Methods Prospective pooled analysis of 11 population-based baseline surveys in England and Scotland between 1994 and2008 that were linked with mortality records. Multivariate-adjusted Cox proportional hazards models examined associations between walking pace (slow, average, brisk/fast) and all-cause, cancer and cardiovascular disease (CVD) mortality.
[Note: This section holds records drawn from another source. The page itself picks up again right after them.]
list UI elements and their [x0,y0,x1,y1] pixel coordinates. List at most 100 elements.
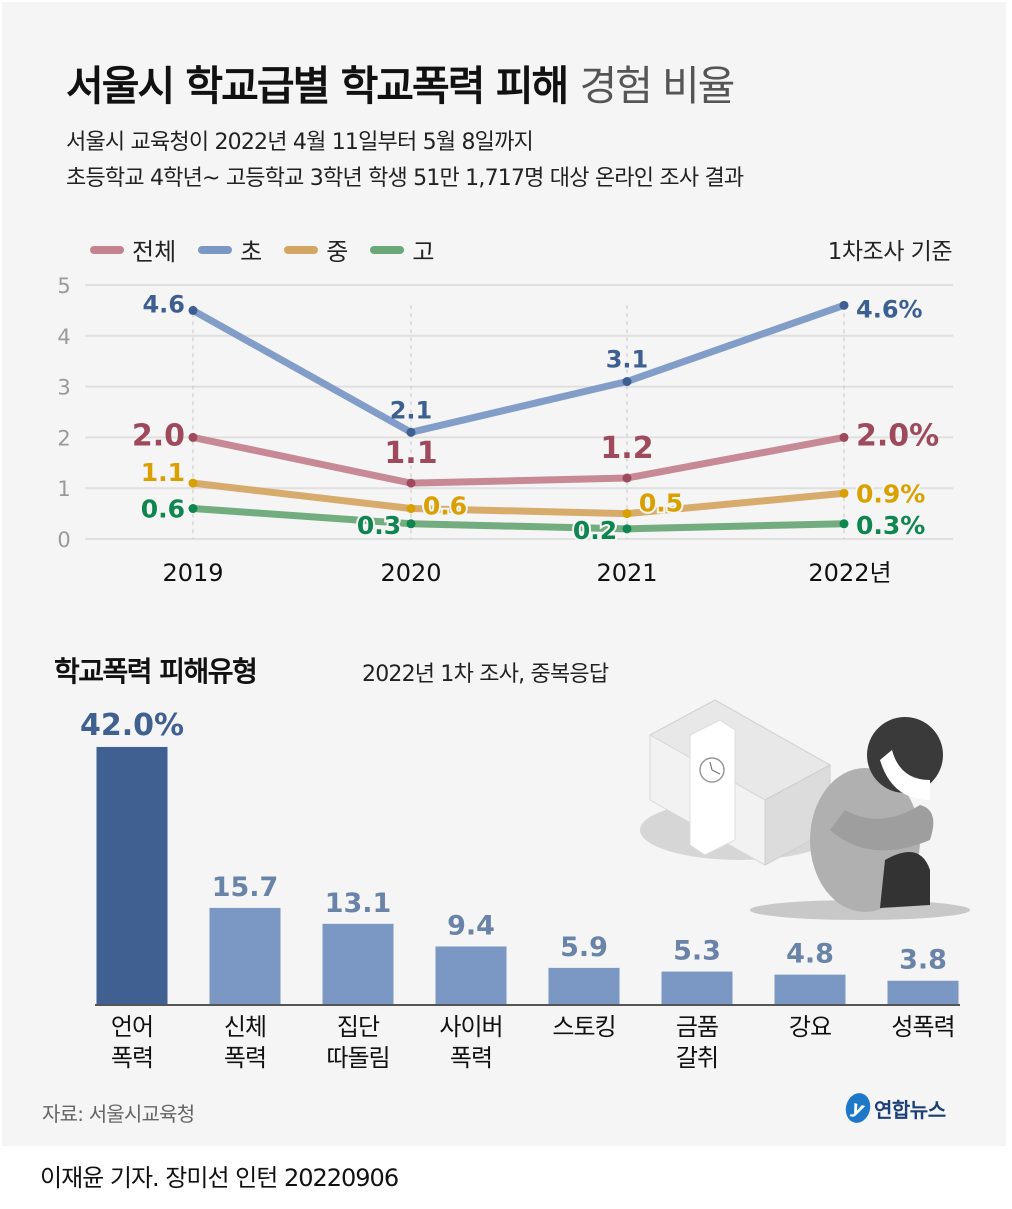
chart-legend: 전체 초 중 고 [90,232,456,267]
data-point-middle [406,504,416,514]
legend-swatch-high [370,245,405,254]
series-line-elementary [189,301,848,436]
figure-face [880,750,930,800]
data-point-high [188,504,198,514]
data-point-elementary [622,377,632,387]
data-label-total: 2.0 [132,418,185,453]
bar-category-label: 언어 폭력 [110,1013,154,1072]
data-source: 자료: 서울시교육청 [42,1102,195,1126]
data-label-total: 1.2 [600,431,653,466]
data-label-elementary: 4.6% [856,295,923,323]
data-label-middle: 0.9% [856,479,925,508]
bar-chart: 42.0% 15.7 13.1 9.4 5.9 5.3 4.8 3.8 [80,708,960,1006]
legend-item-elementary: 초 [198,232,262,267]
y-tick-label: 1 [57,477,70,501]
data-label-high: 0.3% [856,511,925,540]
data-label-high: 0.3 [357,511,401,540]
bar-category-label: 강요 [788,1013,832,1041]
data-point-total [406,478,416,488]
legend-label-elementary: 초 [240,238,263,266]
legend-item-total: 전체 [90,232,176,267]
bar-value-label: 13.1 [325,888,392,919]
bar-value-label: 4.8 [786,939,834,970]
bar-category-label: 신체 폭력 [223,1013,267,1072]
data-label-total: 2.0% [856,418,939,453]
series-line-high [189,505,848,533]
bar-category-label: 성폭력 [891,1013,955,1041]
bar-section-title: 학교폭력 피해유형 [54,655,258,688]
bar-category-label: 사이버 폭력 [439,1013,503,1072]
bar [435,946,507,1004]
page-title: 서울시 학교급별 학교폭력 피해 경험 비율 [66,52,735,112]
clock-hands [709,761,721,775]
data-label-total: 1.1 [384,436,437,471]
yonhap-logo: y 연합뉴스 [842,1090,946,1126]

Results 50 225 walkers were entered in the core analyses. Among participants who did not experience an event in the first 2 years of follow-up (n=49 731), walking at an average or brisk/fast pace was associated with a reduced risk of all-cause (20% (95% CI 12% to 28%) and 24% (95% CI 13% to 33%), respectively) and CVD mortality (24% (95% CI 9% to 36%) and 21% (95% CI 1% to 38%), respectively), compared with reporting walking at a slow pace. In stratified analyses, such associations were evident among those over 50 years, those not meeting the physical activity recommendations and those who did not undertake vigorous-intensity activity. There were no interactions by sex or BMI. No associations were seen between pace and cancer mortality.
Conclusion Walking benefits health. Assuming causality, these analyses suggest that increasing walking pace could reduce risk for all-cause and CVD mortality. Walking pace could be emphasised in public health messages, especially in situations when increase in walking volume or frequency is less feasible.